Repeat for the Virginia server:

  • Value: 35.174.3.77

  • Weight: 70

  • Record ID: North-Virginia

  • TTL: same as above

  • (Optional) Associate health check

  • Save.

Example AWS CLI JSON to create two weighted A records

Save this JSON to weighted-change.json (replace HostedZoneId and domain/name values):

{
  "Comment": "Create weighted A records for app.example.com",
  "Changes": [
    {
      "Action": "CREATE",
      "ResourceRecordSet": {
        "Name": "app.example.com.",
        "Type": "A",
        "TTL": 60,
        "SetIdentifier": "north-california",
        "Weight": 30,
        "ResourceRecords": [
          { "Value": "13.56.59.133" }
        ]
      }
    },
    {
      "Action": "CREATE",
      "ResourceRecordSet": {
        "Name": "app.example.com.",
        "Type": "A",
        "TTL": 60,
        "SetIdentifier": "north-virginia",
        "Weight": 70,
        "ResourceRecords": [
          { "Value": "35.174.3.77" }
        ]
      }
    }
  ]
}

Then run:

aws route53 change-resource-record-sets \
  --hosted-zone-id ZXXXXXXXXXXXXX \
  --change-batch file://weighted-change.json

You can save weighted-change.json anywhere on your local machine or build repo

Health checks (Optional)

  • Attach health checks to each weighted record if you want Route 53 to stop returning a record when that endpoint is unhealthy.

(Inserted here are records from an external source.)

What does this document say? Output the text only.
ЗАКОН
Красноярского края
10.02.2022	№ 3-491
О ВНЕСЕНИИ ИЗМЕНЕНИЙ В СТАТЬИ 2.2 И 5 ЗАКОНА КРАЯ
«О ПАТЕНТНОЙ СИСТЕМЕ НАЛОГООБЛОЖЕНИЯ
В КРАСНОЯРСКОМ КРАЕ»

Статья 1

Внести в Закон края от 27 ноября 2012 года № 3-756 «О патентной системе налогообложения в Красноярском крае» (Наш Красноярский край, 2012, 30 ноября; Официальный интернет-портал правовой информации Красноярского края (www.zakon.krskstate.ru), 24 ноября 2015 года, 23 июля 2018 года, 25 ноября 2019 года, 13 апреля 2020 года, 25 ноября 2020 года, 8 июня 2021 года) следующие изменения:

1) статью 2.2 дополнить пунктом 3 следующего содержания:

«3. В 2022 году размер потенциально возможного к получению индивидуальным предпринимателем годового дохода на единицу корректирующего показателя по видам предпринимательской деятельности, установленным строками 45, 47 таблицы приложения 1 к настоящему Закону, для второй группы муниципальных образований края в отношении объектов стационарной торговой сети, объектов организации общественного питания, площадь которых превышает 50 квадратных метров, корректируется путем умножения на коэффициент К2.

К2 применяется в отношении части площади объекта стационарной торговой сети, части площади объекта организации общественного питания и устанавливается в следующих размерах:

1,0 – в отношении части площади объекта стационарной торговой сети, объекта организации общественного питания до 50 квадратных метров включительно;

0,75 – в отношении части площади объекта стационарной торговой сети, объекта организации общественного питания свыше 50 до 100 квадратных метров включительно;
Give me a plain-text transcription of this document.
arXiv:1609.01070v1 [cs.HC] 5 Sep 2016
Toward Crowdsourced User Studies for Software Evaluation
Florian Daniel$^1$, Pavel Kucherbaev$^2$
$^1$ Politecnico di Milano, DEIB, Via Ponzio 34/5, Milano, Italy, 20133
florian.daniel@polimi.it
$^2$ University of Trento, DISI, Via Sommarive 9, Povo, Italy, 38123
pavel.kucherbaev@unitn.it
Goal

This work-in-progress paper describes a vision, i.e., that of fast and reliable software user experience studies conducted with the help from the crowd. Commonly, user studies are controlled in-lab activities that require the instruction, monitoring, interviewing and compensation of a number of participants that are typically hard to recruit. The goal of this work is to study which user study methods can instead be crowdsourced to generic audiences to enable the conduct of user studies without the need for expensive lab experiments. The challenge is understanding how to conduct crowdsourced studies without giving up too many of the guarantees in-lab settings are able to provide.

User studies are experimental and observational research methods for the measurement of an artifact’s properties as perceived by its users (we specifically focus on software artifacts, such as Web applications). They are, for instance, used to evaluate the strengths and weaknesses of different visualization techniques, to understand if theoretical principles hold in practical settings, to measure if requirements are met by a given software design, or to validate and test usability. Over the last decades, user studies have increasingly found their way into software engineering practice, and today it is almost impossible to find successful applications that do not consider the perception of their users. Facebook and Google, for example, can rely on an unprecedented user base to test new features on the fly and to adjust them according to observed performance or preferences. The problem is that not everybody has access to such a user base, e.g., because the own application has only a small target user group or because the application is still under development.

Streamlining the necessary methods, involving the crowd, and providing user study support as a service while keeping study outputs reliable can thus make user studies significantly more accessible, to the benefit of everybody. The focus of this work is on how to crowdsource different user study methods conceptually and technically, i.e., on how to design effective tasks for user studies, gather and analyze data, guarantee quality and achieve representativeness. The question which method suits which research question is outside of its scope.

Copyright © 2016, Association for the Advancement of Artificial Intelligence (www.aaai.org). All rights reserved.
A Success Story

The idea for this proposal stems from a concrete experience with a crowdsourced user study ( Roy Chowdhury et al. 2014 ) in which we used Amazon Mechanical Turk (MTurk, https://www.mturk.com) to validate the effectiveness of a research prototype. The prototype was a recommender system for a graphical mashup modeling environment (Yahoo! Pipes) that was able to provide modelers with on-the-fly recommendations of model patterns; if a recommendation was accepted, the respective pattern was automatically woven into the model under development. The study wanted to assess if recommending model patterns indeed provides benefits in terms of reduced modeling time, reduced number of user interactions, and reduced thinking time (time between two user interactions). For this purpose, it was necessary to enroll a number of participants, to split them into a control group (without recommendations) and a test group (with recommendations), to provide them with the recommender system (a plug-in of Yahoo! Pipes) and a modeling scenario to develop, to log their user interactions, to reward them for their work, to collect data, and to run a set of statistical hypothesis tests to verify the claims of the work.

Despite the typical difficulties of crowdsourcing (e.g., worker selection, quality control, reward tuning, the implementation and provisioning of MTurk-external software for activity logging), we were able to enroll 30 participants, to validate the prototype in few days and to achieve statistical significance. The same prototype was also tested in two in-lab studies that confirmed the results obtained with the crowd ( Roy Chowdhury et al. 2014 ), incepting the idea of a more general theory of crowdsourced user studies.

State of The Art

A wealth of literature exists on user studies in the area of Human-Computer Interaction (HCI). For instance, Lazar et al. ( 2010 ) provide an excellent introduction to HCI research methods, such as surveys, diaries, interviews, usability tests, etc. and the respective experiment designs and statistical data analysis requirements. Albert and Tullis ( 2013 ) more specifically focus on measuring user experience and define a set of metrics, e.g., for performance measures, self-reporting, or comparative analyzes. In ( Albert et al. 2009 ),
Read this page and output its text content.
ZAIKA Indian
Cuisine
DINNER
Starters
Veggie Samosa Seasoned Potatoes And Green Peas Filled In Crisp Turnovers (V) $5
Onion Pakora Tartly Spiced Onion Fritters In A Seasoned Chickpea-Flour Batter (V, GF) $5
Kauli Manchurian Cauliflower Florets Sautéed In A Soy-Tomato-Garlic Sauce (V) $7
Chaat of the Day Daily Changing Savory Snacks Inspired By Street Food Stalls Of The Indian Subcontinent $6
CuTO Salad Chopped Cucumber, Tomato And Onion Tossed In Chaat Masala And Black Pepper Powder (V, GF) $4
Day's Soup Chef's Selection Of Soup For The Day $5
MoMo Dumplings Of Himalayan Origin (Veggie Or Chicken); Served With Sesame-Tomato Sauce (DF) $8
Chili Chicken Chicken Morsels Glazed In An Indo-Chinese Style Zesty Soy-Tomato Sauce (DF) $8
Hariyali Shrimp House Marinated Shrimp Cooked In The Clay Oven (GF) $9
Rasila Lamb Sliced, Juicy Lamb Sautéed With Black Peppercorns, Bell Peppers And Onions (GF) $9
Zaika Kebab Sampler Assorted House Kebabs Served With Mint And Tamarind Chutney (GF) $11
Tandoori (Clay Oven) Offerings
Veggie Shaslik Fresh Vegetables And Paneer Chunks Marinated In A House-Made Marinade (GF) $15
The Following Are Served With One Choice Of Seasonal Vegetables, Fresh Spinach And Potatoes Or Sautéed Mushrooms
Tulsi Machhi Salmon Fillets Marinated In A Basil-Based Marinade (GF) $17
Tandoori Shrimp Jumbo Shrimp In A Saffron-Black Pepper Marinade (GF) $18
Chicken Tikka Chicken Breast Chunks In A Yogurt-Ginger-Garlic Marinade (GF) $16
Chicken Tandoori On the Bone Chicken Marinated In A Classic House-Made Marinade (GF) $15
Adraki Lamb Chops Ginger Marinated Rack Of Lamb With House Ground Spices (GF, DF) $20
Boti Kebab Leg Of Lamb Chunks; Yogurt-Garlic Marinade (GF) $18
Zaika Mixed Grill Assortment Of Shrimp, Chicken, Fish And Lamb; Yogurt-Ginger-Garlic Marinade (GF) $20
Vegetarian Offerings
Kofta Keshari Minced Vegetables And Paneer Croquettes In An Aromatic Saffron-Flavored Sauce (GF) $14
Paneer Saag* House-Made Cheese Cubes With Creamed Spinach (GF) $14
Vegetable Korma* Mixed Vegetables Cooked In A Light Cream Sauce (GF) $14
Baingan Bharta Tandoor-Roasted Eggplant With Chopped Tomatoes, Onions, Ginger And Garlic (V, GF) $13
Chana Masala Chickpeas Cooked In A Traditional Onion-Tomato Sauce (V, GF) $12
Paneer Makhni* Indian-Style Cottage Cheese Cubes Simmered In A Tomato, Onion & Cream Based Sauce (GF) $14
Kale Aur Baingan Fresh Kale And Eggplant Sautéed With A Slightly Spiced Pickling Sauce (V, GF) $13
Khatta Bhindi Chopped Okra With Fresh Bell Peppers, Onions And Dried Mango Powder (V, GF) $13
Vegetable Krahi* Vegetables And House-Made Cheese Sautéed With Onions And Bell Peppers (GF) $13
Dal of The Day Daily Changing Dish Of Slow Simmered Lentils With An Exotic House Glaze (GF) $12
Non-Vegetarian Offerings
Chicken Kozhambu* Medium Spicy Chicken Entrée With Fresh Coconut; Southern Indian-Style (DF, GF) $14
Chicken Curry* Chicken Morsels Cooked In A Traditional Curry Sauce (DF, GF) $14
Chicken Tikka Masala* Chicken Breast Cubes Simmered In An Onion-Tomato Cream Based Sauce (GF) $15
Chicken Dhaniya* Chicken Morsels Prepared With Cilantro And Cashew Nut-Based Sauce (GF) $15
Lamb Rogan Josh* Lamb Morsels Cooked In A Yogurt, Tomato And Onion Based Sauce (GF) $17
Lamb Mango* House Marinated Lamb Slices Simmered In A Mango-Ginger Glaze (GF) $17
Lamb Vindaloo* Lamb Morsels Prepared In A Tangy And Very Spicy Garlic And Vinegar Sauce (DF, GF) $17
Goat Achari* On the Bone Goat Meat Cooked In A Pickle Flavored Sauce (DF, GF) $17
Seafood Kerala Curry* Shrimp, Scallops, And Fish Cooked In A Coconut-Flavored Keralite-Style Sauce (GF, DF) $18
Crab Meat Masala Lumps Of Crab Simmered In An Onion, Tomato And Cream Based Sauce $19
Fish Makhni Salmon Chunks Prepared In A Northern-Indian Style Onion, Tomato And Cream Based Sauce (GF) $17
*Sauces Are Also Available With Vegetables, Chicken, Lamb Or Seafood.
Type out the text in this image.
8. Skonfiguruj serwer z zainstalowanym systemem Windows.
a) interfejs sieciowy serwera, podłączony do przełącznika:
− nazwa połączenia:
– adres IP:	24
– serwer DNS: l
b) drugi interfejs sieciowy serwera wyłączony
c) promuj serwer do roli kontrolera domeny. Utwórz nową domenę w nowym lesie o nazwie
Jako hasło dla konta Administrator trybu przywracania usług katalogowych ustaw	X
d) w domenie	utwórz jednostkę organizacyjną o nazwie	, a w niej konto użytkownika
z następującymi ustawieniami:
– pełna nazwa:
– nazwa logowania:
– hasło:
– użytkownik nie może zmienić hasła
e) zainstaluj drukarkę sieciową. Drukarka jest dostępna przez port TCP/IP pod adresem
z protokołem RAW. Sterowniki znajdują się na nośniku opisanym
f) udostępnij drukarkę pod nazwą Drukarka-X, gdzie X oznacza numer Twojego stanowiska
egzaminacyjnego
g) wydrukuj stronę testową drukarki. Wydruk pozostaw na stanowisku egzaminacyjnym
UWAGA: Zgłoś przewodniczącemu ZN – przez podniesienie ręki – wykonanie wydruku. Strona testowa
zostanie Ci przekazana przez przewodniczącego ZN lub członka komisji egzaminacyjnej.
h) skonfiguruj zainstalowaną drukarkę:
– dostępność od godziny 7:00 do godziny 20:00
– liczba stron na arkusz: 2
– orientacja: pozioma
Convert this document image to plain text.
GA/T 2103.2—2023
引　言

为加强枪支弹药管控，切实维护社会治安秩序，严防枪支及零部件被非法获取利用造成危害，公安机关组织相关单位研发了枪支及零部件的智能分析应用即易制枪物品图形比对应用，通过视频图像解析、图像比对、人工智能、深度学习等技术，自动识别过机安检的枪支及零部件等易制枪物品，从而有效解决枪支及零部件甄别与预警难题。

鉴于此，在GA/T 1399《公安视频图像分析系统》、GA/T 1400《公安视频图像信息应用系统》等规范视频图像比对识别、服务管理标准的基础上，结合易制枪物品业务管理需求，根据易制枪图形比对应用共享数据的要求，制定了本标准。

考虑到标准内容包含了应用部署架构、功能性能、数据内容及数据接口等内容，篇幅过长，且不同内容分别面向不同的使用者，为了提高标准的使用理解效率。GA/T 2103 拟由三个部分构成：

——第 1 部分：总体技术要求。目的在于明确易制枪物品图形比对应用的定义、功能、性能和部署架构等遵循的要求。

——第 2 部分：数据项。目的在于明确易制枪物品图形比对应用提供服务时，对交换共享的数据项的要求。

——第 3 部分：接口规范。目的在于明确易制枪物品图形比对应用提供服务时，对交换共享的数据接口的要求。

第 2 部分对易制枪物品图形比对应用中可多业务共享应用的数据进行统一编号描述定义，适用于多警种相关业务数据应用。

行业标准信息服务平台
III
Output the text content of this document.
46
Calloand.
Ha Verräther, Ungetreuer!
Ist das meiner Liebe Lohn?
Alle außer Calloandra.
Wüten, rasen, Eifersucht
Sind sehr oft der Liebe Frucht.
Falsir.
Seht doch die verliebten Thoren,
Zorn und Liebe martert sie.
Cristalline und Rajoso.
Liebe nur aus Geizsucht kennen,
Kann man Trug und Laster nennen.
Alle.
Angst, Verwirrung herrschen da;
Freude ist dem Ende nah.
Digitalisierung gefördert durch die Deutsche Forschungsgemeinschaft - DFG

  • If a record with an associated health check becomes unhealthy, Route 53 excludes it from DNS responses (so the weight is effectively redistributed among healthy records).

Testing weighted distribution

To verify weighting, use the URL you generated (i.e. http://weighted.cloudproject.click) to test which server your traffic is directed to.

You will realize that the North Viginia server will be one loading since it was the one assigned a weight of 70

Why weights and health checks together?

  • Weights control what percentage of DNS responses point to each backend (traffic shaping).

  • Health checks ensure failed backends are removed from responses thus avoiding sending traffic to unhealthy endpoints during a rollout or test.

  • Together they provide controlled, safe traffic shifts with automatic failover of unhealthy endpoints.

Notes and best practices

  • Lower TTLs (e.g., 30–60s) let you change routing faster and also introduce caching behavior.

  • Use descriptive Record ID values so it’s clear which record maps to which backend.

  • Monitor health checks to confirm which servers are not in operation.